Seems like even some of the hardcore followers are starting to tire…
Call of Duty: Ghosts didn’t explode the way Activision probably wanted it to. Sure, it broke more sales records out of the gate, but it probably won’t ever top the sales record set by Grand Theft Auto V. Throughout 2013, analysts were predicting a downward slope for the uber-popular CoD franchise, and we’d see evidence of that decline with Ghosts. Well, for the most part, they were right. Plus, despite the brilliant visual presentation of Killzone: Shadow Fall, many agreed that it’s best described as “just another shooter.”
That’s the problem, right there. “Just another shooter.” Far too many titles can qualify for that label, year in and year out. While Titanfall and Destiny might offer some minor twists to the accepted formula, I’m still just seeing shooters. Destiny looks like an upgraded Borderlands 2 to me, but that’s about it. Furthermore, if you stop to take the pulse of gamer nation, you may start to sense a growing boredom with the FPS genre. You find it in almost every community now and I actually find that encouraging.

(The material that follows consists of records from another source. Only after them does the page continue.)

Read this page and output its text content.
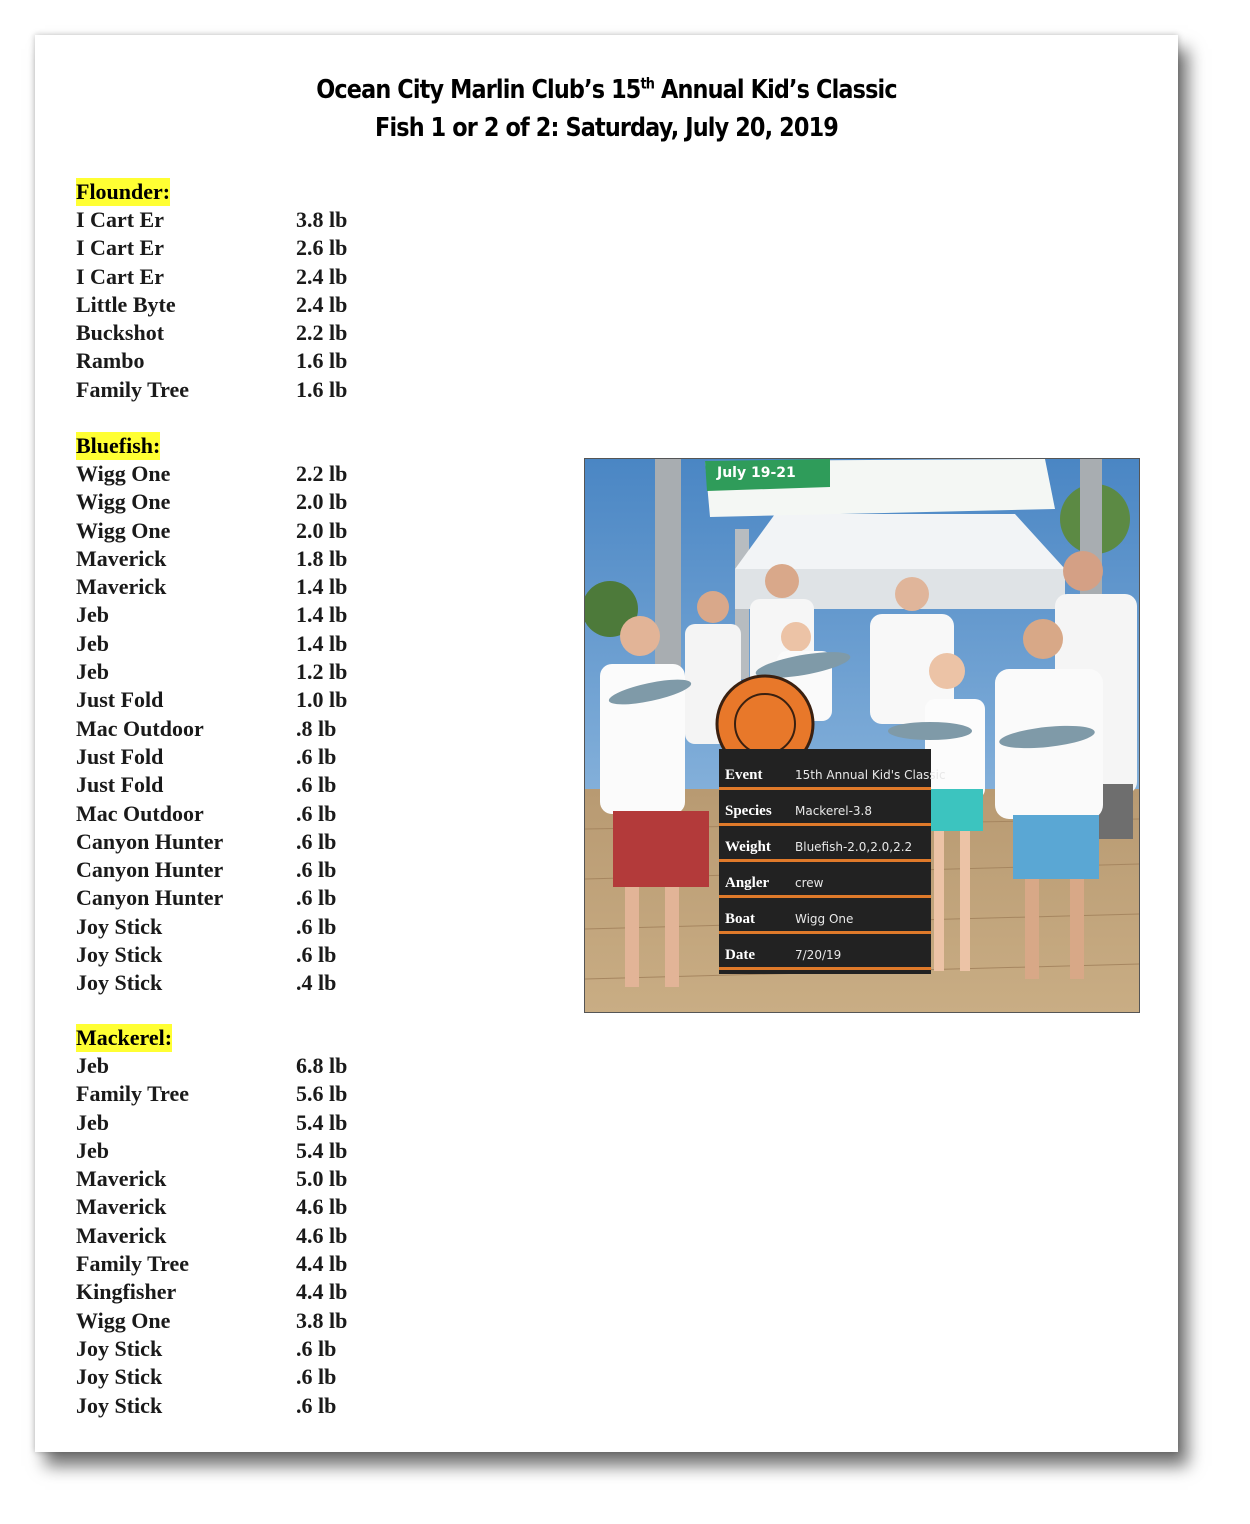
Ocean City Marlin Club’s 15th Annual Kid’s Classic
Fish 1 or 2 of 2: Saturday, July 20, 2019
Flounder:
I Cart Er	3.8 lb
I Cart Er	2.6 lb
I Cart Er	2.4 lb
Little Byte	2.4 lb
Buckshot	2.2 lb
Rambo	1.6 lb
Family Tree	1.6 lb
Bluefish:
Wigg One	2.2 lb
Wigg One	2.0 lb
Wigg One	2.0 lb
Maverick	1.8 lb
Maverick	1.4 lb
Jeb	1.4 lb
Jeb	1.4 lb
Jeb	1.2 lb
Just Fold	1.0 lb
Mac Outdoor	.8 lb
Just Fold	.6 lb
Just Fold	.6 lb
Mac Outdoor	.6 lb
Canyon Hunter	.6 lb
Canyon Hunter	.6 lb
Canyon Hunter	.6 lb
Joy Stick	.6 lb
Joy Stick	.6 lb
Joy Stick	.4 lb
Mackerel:
Jeb	6.8 lb
Family Tree	5.6 lb
Jeb	5.4 lb
Jeb	5.4 lb
Maverick	5.0 lb
Maverick	4.6 lb
Maverick	4.6 lb
Family Tree	4.4 lb
Kingfisher	4.4 lb
Wigg One	3.8 lb
Joy Stick	.6 lb
Joy Stick	.6 lb
Joy Stick	.6 lb
July 19-21
Event	15th Annual Kid's Classic
Species Mackerel-3.8
Weight Bluefish-2.0,2.0,2.2
Angler crew
Boat	Wigg One
Date	7/20/19
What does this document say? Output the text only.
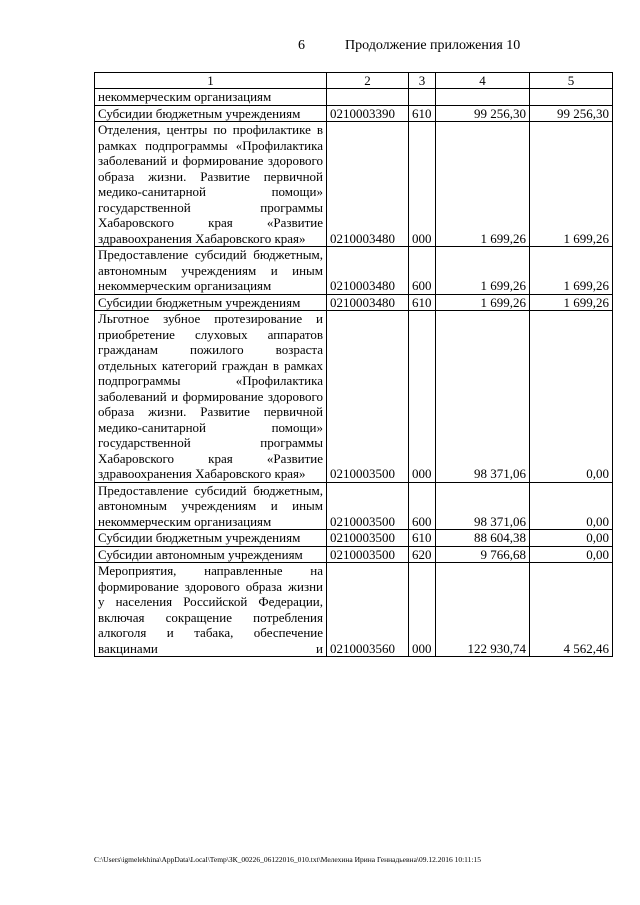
6	Продолжение приложения 10
1	2	3	4	5
некоммерческим организациям				
Субсидии бюджетным учреждениям	0210003390	610	99 256,30	99 256,30
Отделения, центры по профилактике в рамках подпрограммы «Профилактика заболеваний и формирование здорового образа жизни. Развитие первичной медико-санитарной помощи» государственной программы Хабаровского края «Развитие здравоохранения Хабаровского края»	0210003480	000	1 699,26	1 699,26
Предоставление субсидий бюджетным, автономным учреждениям и иным некоммерческим организациям	0210003480	600	1 699,26	1 699,26
Субсидии бюджетным учреждениям	0210003480	610	1 699,26	1 699,26
Льготное зубное протезирование и приобретение слуховых аппаратов гражданам пожилого возраста отдельных категорий граждан в рамках подпрограммы «Профилактика заболеваний и формирование здорового образа жизни. Развитие первичной медико-санитарной помощи» государственной программы Хабаровского края «Развитие здравоохранения Хабаровского края»	0210003500	000	98 371,06	0,00
Предоставление субсидий бюджетным, автономным учреждениям и иным некоммерческим организациям	0210003500	600	98 371,06	0,00
Субсидии бюджетным учреждениям	0210003500	610	88 604,38	0,00
Субсидии автономным учреждениям	0210003500	620	9 766,68	0,00
Мероприятия, направленные на формирование здорового образа жизни у населения Российской Федерации, включая сокращение потребления алкоголя и табака, обеспечение вакцинами и	0210003560	000	122 930,74	4 562,46
C:\Users\igmelekhina\AppData\Local\Temp\ЗК_00226_06122016_010.txt\Мелехина Ирина Геннадьевна\09.12.2016 10:11:15
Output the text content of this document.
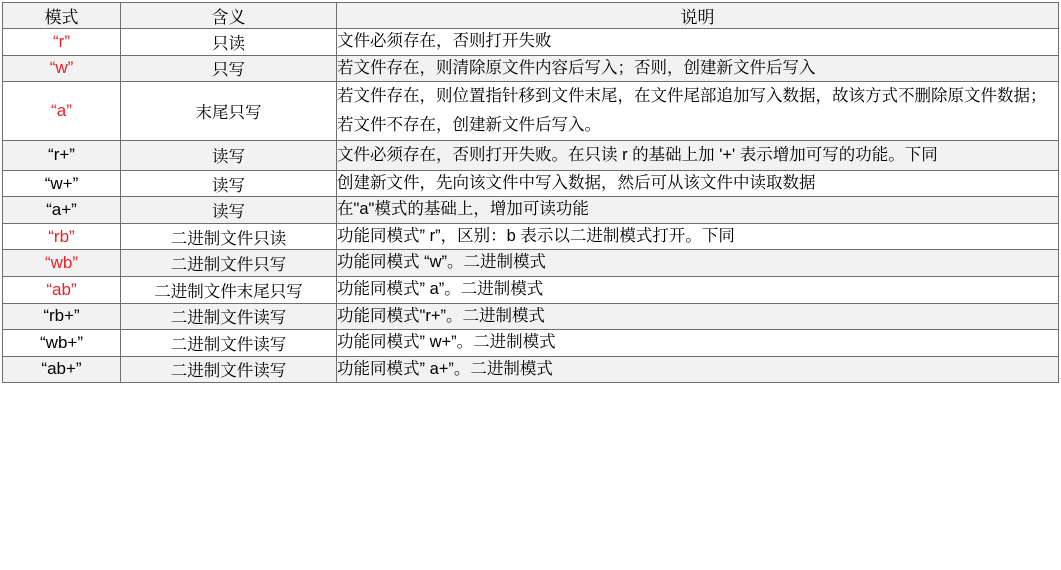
模式	含义	说明
“r”	只读	文件必须存在，否则打开失败
“w”	只写	若文件存在，则清除原文件内容后写入；否则，创建新文件后写入
“a”	末尾只写	若文件存在，则位置指针移到文件末尾，在文件尾部追加写入数据，故该方式不删除原文件数据；若文件不存在，创建新文件后写入。
“r+”	读写	文件必须存在，否则打开失败。在只读 r 的基础上加 '+' 表示增加可写的功能。下同
“w+”	读写	创建新文件，先向该文件中写入数据，然后可从该文件中读取数据
“a+”	读写	在"a"模式的基础上，增加可读功能
“rb”	二进制文件只读	功能同模式” r”，区别：b 表示以二进制模式打开。下同
“wb”	二进制文件只写	功能同模式 “w”。二进制模式
“ab”	二进制文件末尾只写	功能同模式” a”。二进制模式
“rb+”	二进制文件读写	功能同模式"r+”。二进制模式
“wb+”	二进制文件读写	功能同模式” w+”。二进制模式
“ab+”	二进制文件读写	功能同模式” a+”。二进制模式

Multiplayer may or may not be helping
One last point: multiplayer needs to cater to the widest audience possible, as that has become the shooter’s bread-and-butter. Just about everyone waiting in line at the midnight launches for such titles are there for the multiplayer. Now, given that such a feature must remain mainstream, there’s not too much developers can do to change it up. That would result in annoyed gamers and the publisher would be unhappy, to say the least. Perhaps multiplayer – or rather, the accepted idea of FPS multiplayer – is what’s holding the genre back.
Hard to say, though. Innovation can be found anywhere, provided a designer had the requisite imagination and a publisher had the gumption to produce the result.
In the end, I’m definitely not the only one who has become bored with the FPS genre. I grew up with it and now I’m bored. That says something.